LOS ANGELES, Nov. 20 (Xinhua) -- Nearly 40,000 healthcare workers at University of California (UC), a top public university system in the United States, kicked off a two-day strike on Wednesday morning.
"Frontline Service and Patient Care UC workers are on strike Nov. 20 and Nov. 21, 2024, to protest UC's bad-faith bargaining and unfair labor practices," said the American Federation of State, County and Municipal Employees (AFSCME) Local 3299, a union representing over 35,000 service workers, patient care technical workers, skilled craft workers, and more at UC's 10 campuses, 5 medical centers, numerous clinics, research laboratories, and UC Hastings College of Law.
"UC's illegal conduct -- from showing up to negotiations without any authority to forge compromises to announcing that it will bypass bargaining altogether to impose higher healthcare costs on workers -- has left workers who take care of students and patients every day with no choice but to go on strike," said the labor union in a statement.
"Our members are the people who, frankly, you don't see because the campuses are clean, the food's cooked, students are taken care of," said the union's executive director Liz Perlman in a Facebook post, adding that "We do need to be taken care of, too."
About 4,000 members of another labor union at the university system, the University Professional and Technical Employees (UPTE)-CWA Local 9119, also joined the strike.
UC officials said in a post on X that they hope labor unions "will work with us to reach a fair deal for these valued employees soon" and "will ensure operational continuity of essential functions, which includes patient care, continue at a level of excellence that UC patients, students, faculty and staff expect."

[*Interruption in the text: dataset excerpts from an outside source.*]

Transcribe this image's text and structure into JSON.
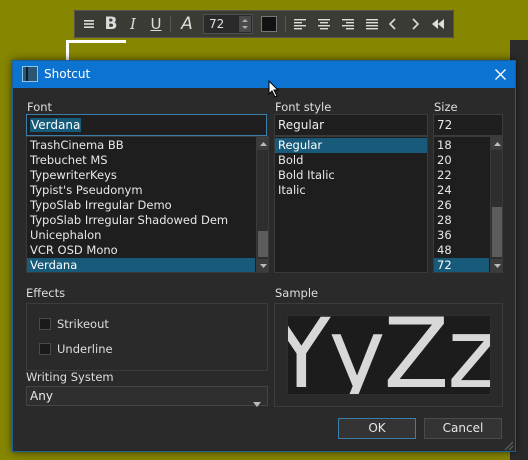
{
  "toolbar": {
    "font_size_value": "72",
    "buttons": [
      "menu",
      "bold",
      "italic",
      "underline",
      "font",
      "color",
      "align-left",
      "align-center",
      "align-right",
      "justify",
      "prev",
      "next",
      "rewind"
    ],
    "bold_glyph": "B",
    "italic_glyph": "I",
    "underline_glyph": "U",
    "font_glyph": "A"
  },
  "dialog": {
    "title": "Shotcut",
    "font": {
      "label": "Font",
      "value": "Verdana",
      "items": [
        "TrashCinema BB",
        "Trebuchet MS",
        "TypewriterKeys",
        "Typist's Pseudonym",
        "TypoSlab Irregular Demo",
        "TypoSlab Irregular Shadowed Dem",
        "Unicephalon",
        "VCR OSD Mono",
        "Verdana"
      ],
      "selected": "Verdana"
    },
    "font_style": {
      "label": "Font style",
      "value": "Regular",
      "items": [
        "Regular",
        "Bold",
        "Bold Italic",
        "Italic"
      ],
      "selected": "Regular"
    },
    "size": {
      "label": "Size",
      "value": "72",
      "items": [
        "18",
        "20",
        "22",
        "24",
        "26",
        "28",
        "36",
        "48",
        "72"
      ],
      "selected": "72"
    },
    "effects": {
      "label": "Effects",
      "strikeout": "Strikeout",
      "strikeout_checked": false,
      "underline": "Underline",
      "underline_checked": false
    },
    "writing_system": {
      "label": "Writing System",
      "value": "Any"
    },
    "sample": {
      "label": "Sample",
      "text": "YyZz"
    },
    "buttons": {
      "ok": "OK",
      "cancel": "Cancel"
    }
  },
  "colors": {
    "titlebar": "#0d73d1",
    "selection": "#175a7a",
    "background": "#868600"
  }
}
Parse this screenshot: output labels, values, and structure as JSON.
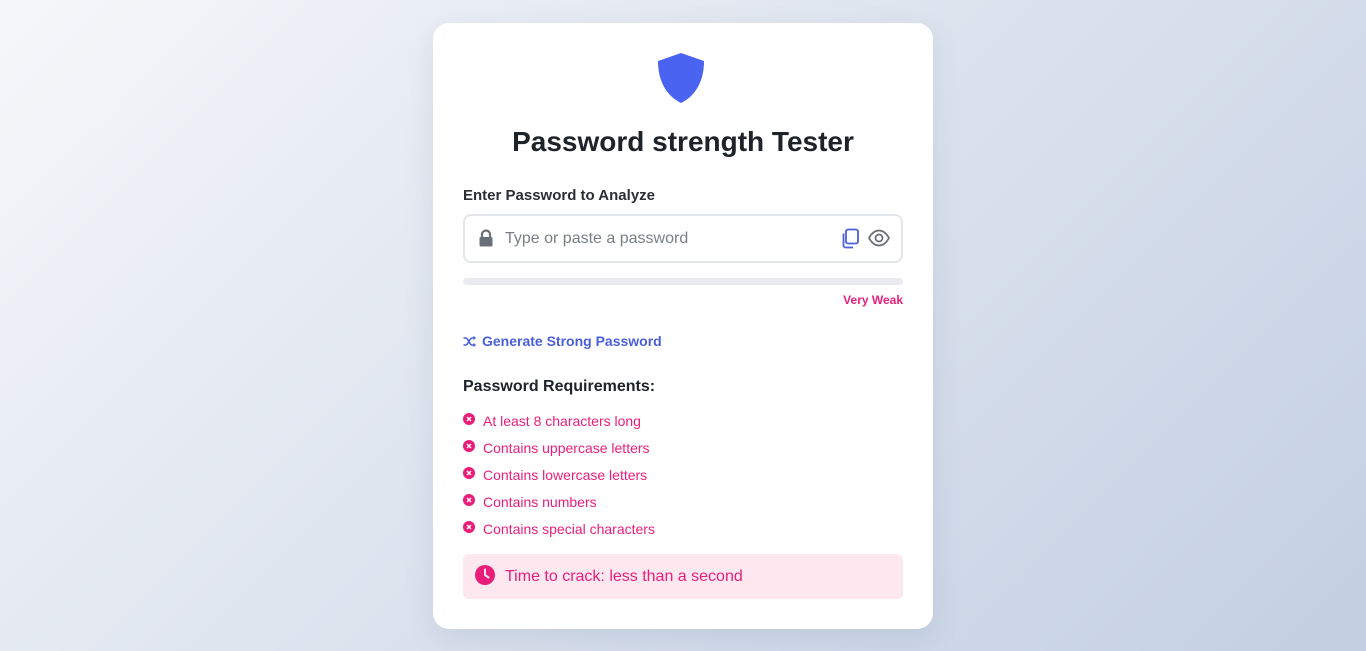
{
  "app": {
    "title": "Password strength Tester"
  },
  "colors": {
    "accent": "#4a5fd8",
    "shield": "#4a63f0",
    "danger": "#e91e7a",
    "danger_bg": "#fde8f0"
  },
  "input": {
    "label": "Enter Password to Analyze",
    "placeholder": "Type or paste a password",
    "value": "",
    "icons": [
      "lock-icon",
      "copy-icon",
      "eye-icon"
    ]
  },
  "strength": {
    "label": "Very Weak",
    "level": 0
  },
  "generate": {
    "label": "Generate Strong Password",
    "icon": "shuffle-icon"
  },
  "requirements": {
    "title": "Password Requirements:",
    "items": [
      {
        "label": "At least 8 characters long",
        "met": false
      },
      {
        "label": "Contains uppercase letters",
        "met": false
      },
      {
        "label": "Contains lowercase letters",
        "met": false
      },
      {
        "label": "Contains numbers",
        "met": false
      },
      {
        "label": "Contains special characters",
        "met": false
      }
    ]
  },
  "crack_time": {
    "text": "Time to crack: less than a second",
    "icon": "clock-icon"
  }
}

UC officials said in a statement earlier this month that they "fundamentally disagree with AFSCME's claims of bad faith bargaining and characterization of unacceptable bargaining proposals."
"From January to May, University of California and AFSCME bargaining teams met 22 times and worked collaboratively on proposals for the UC AFSCME-represented employees," said UC officials, adding that the University's proposals include 700 million U.S. dollars in economic increases for the labor union's members and a direct response to what the labor union had asked for the greater of a 25-dollar-an-hour minimum wage or a 5-percent across-the-board raise.